In 1985, the Soviet designers finished work on a nuclear “football,” in this case a briefcase known as the
Cheget
. Three were prepared: to accompany the general secretary of the party, the defense minister and chief of the General Staff. However, the
Cheget
was for information only; it could not be used to launch, and did not have a button to press. The officer carrying the
Cheget
would plug into a wider communications network, known as
Kavkaz
, designed just for the national leadership. Then the general secretary could give permission to the military, also plugged into
Kavkaz
, to launch. This “permission command” would then be transformed into a “direct command” by the General Staff. The direct commands were authenticated, and if proven correct, would become “launch commands” sent to the missiles.
Over the years, as Yarynich worked to build and strengthen these communications systems, he came to see the hair trigger as a dead end, that neither side could gain an edge by just shaving minutes off the decision process. But in 1984, he was doing his job, caught up in the quest for speed.

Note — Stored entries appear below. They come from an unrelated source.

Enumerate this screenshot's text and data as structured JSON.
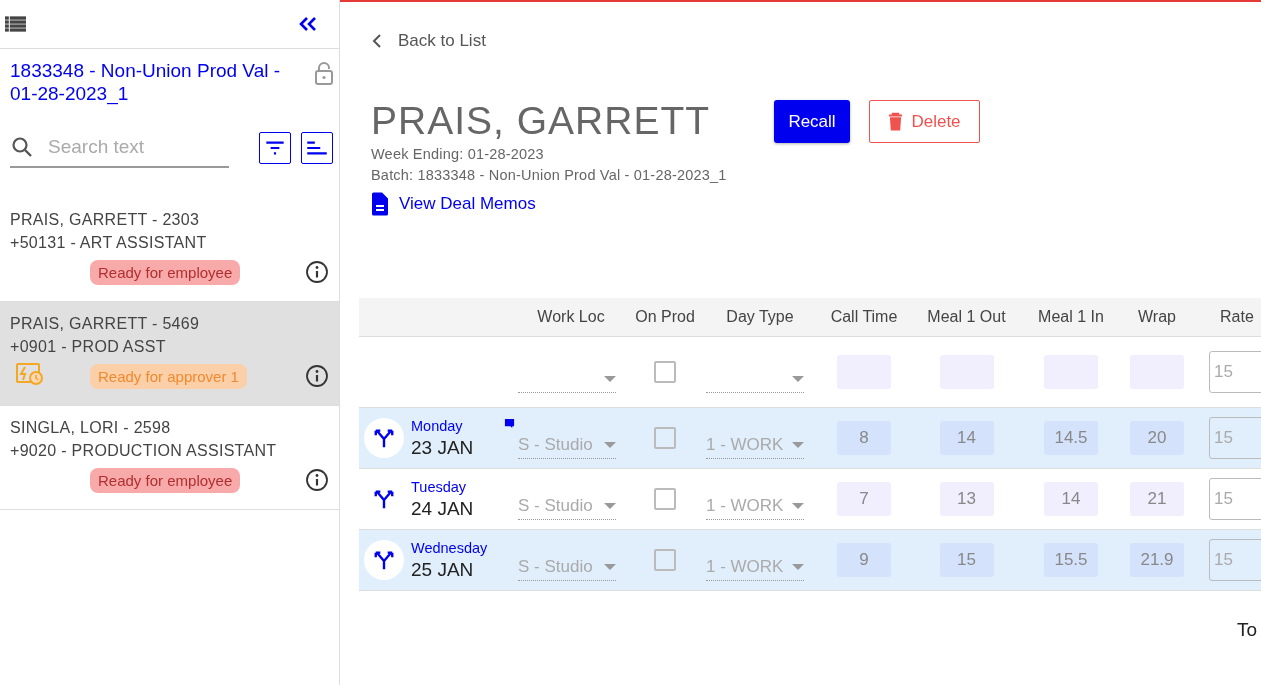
{
  "sidebar": {
    "batch_title": "1833348 - Non-Union Prod Val - 01-28-2023_1",
    "search": {
      "placeholder": "Search text"
    },
    "items": [
      {
        "title": "PRAIS, GARRETT - 2303",
        "subtitle": "+50131 - ART ASSISTANT",
        "status": {
          "label": "Ready for employee",
          "kind": "employee"
        },
        "flagged": false,
        "selected": false
      },
      {
        "title": "PRAIS, GARRETT - 5469",
        "subtitle": "+0901 - PROD ASST",
        "status": {
          "label": "Ready for approver 1",
          "kind": "approver"
        },
        "flagged": true,
        "selected": true
      },
      {
        "title": "SINGLA, LORI - 2598",
        "subtitle": "+9020 - PRODUCTION ASSISTANT",
        "status": {
          "label": "Ready for employee",
          "kind": "employee"
        },
        "flagged": false,
        "selected": false
      }
    ]
  },
  "back_link": "Back to List",
  "header": {
    "name": "PRAIS, GARRETT",
    "week_ending": "Week Ending: 01-28-2023",
    "batch": "Batch: 1833348 - Non-Union Prod Val - 01-28-2023_1",
    "deal_memos_link": "View Deal Memos",
    "recall_button": "Recall",
    "delete_button": "Delete"
  },
  "table": {
    "columns": [
      "Work Loc",
      "On Prod",
      "Day Type",
      "Call Time",
      "Meal 1 Out",
      "Meal 1 In",
      "Wrap",
      "Rate"
    ],
    "rows": [
      {
        "kind": "template",
        "on_prod": false,
        "highlighted": false,
        "rate": "15"
      },
      {
        "kind": "day",
        "weekday": "Monday",
        "date": "23 JAN",
        "has_note": true,
        "work_loc": "S - Studio",
        "on_prod": false,
        "day_type": "1 - WORK",
        "times": [
          "8",
          "14",
          "14.5",
          "20"
        ],
        "rate": "15",
        "highlighted": true
      },
      {
        "kind": "day",
        "weekday": "Tuesday",
        "date": "24 JAN",
        "has_note": false,
        "work_loc": "S - Studio",
        "on_prod": false,
        "day_type": "1 - WORK",
        "times": [
          "7",
          "13",
          "14",
          "21"
        ],
        "rate": "15",
        "highlighted": false
      },
      {
        "kind": "day",
        "weekday": "Wednesday",
        "date": "25 JAN",
        "has_note": false,
        "work_loc": "S - Studio",
        "on_prod": false,
        "day_type": "1 - WORK",
        "times": [
          "9",
          "15",
          "15.5",
          "21.9"
        ],
        "rate": "15",
        "highlighted": true
      }
    ]
  },
  "footer_label": "To"
}
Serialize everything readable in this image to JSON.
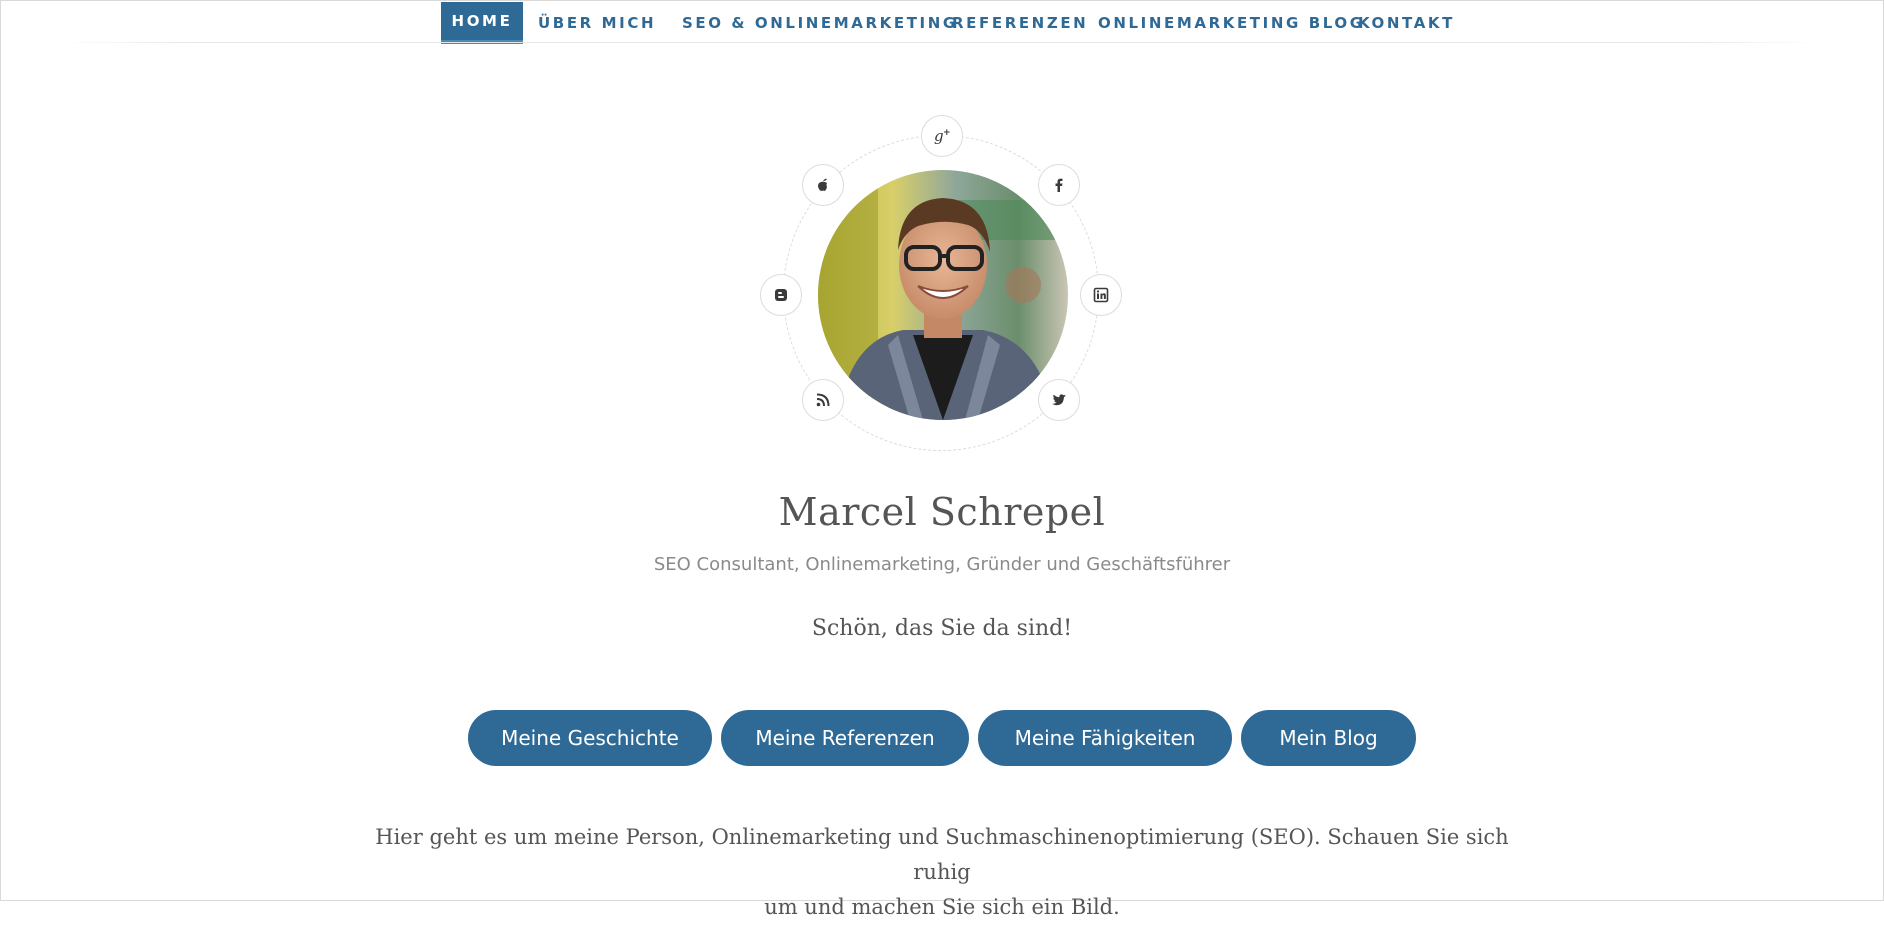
{
  "nav": {
    "items": [
      {
        "label": "HOME",
        "active": true
      },
      {
        "label": "ÜBER MICH",
        "active": false
      },
      {
        "label": "SEO & ONLINEMARKETING",
        "active": false
      },
      {
        "label": "REFERENZEN",
        "active": false
      },
      {
        "label": "ONLINEMARKETING BLOG",
        "active": false
      },
      {
        "label": "KONTAKT",
        "active": false
      }
    ]
  },
  "social": {
    "icons": [
      "google-plus-icon",
      "apple-icon",
      "facebook-icon",
      "blogger-icon",
      "linkedin-icon",
      "rss-icon",
      "twitter-icon"
    ]
  },
  "profile": {
    "name": "Marcel Schrepel",
    "subtitle": "SEO Consultant, Onlinemarketing, Gründer und Geschäftsführer",
    "greeting": "Schön, das Sie da sind!"
  },
  "buttons": [
    {
      "label": "Meine Geschichte"
    },
    {
      "label": "Meine Referenzen"
    },
    {
      "label": "Meine Fähigkeiten"
    },
    {
      "label": "Mein Blog"
    }
  ],
  "intro": {
    "line1": "Hier geht es um meine Person, Onlinemarketing und Suchmaschinenoptimierung (SEO). Schauen Sie sich ruhig",
    "line2": "um und machen Sie sich ein Bild."
  },
  "colors": {
    "accent": "#2f6a96",
    "text": "#555555",
    "muted": "#8a8a8a",
    "border": "#dcdcdc"
  }
}
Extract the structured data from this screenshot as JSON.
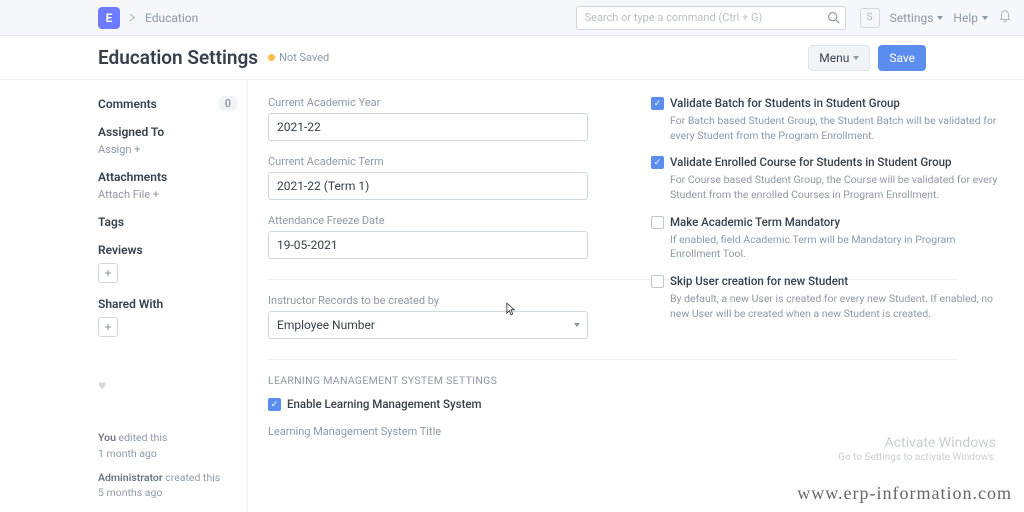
{
  "topbar": {
    "logo_letter": "E",
    "breadcrumb": "Education",
    "search_placeholder": "Search or type a command (Ctrl + G)",
    "user_letter": "S",
    "settings_label": "Settings",
    "help_label": "Help"
  },
  "header": {
    "title": "Education Settings",
    "status": "Not Saved",
    "menu_label": "Menu",
    "save_label": "Save"
  },
  "sidebar": {
    "comments_label": "Comments",
    "comments_count": "0",
    "assigned_label": "Assigned To",
    "assign_action": "Assign +",
    "attachments_label": "Attachments",
    "attach_action": "Attach File +",
    "tags_label": "Tags",
    "reviews_label": "Reviews",
    "shared_label": "Shared With",
    "meta1_a": "You",
    "meta1_b": " edited this",
    "meta1_c": "1 month ago",
    "meta2_a": "Administrator",
    "meta2_b": " created this",
    "meta2_c": "5 months ago"
  },
  "form": {
    "left": {
      "acad_year_label": "Current Academic Year",
      "acad_year_value": "2021-22",
      "acad_term_label": "Current Academic Term",
      "acad_term_value": "2021-22 (Term 1)",
      "freeze_label": "Attendance Freeze Date",
      "freeze_value": "19-05-2021",
      "instructor_label": "Instructor Records to be created by",
      "instructor_value": "Employee Number"
    },
    "right": {
      "cb1_label": "Validate Batch for Students in Student Group",
      "cb1_help": "For Batch based Student Group, the Student Batch will be validated for every Student from the Program Enrollment.",
      "cb2_label": "Validate Enrolled Course for Students in Student Group",
      "cb2_help": "For Course based Student Group, the Course will be validated for every Student from the enrolled Courses in Program Enrollment.",
      "cb3_label": "Make Academic Term Mandatory",
      "cb3_help": "If enabled, field Academic Term will be Mandatory in Program Enrollment Tool.",
      "cb4_label": "Skip User creation for new Student",
      "cb4_help": "By default, a new User is created for every new Student. If enabled, no new User will be created when a new Student is created."
    },
    "lms": {
      "section_title": "LEARNING MANAGEMENT SYSTEM SETTINGS",
      "enable_label": "Enable Learning Management System",
      "title_label": "Learning Management System Title"
    }
  },
  "watermark": {
    "title": "Activate Windows",
    "sub": "Go to Settings to activate Windows."
  },
  "url": "www.erp-information.com"
}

In the event of nuclear explosions, communications links would be vulnerable to disruption, especially between the headquarters and the missile silo. The Soviet military designers wanted to eliminate that uncertainty. All the previous experience had shown that the traditional cables, radio and satellite channels they had built to carry the data might be suddenly incinerated. They also feared the electromagnetic pulse that would precede a nuclear attack could wipe out all standard communications equipment. Some other means to control the missiles in time of war had to be found.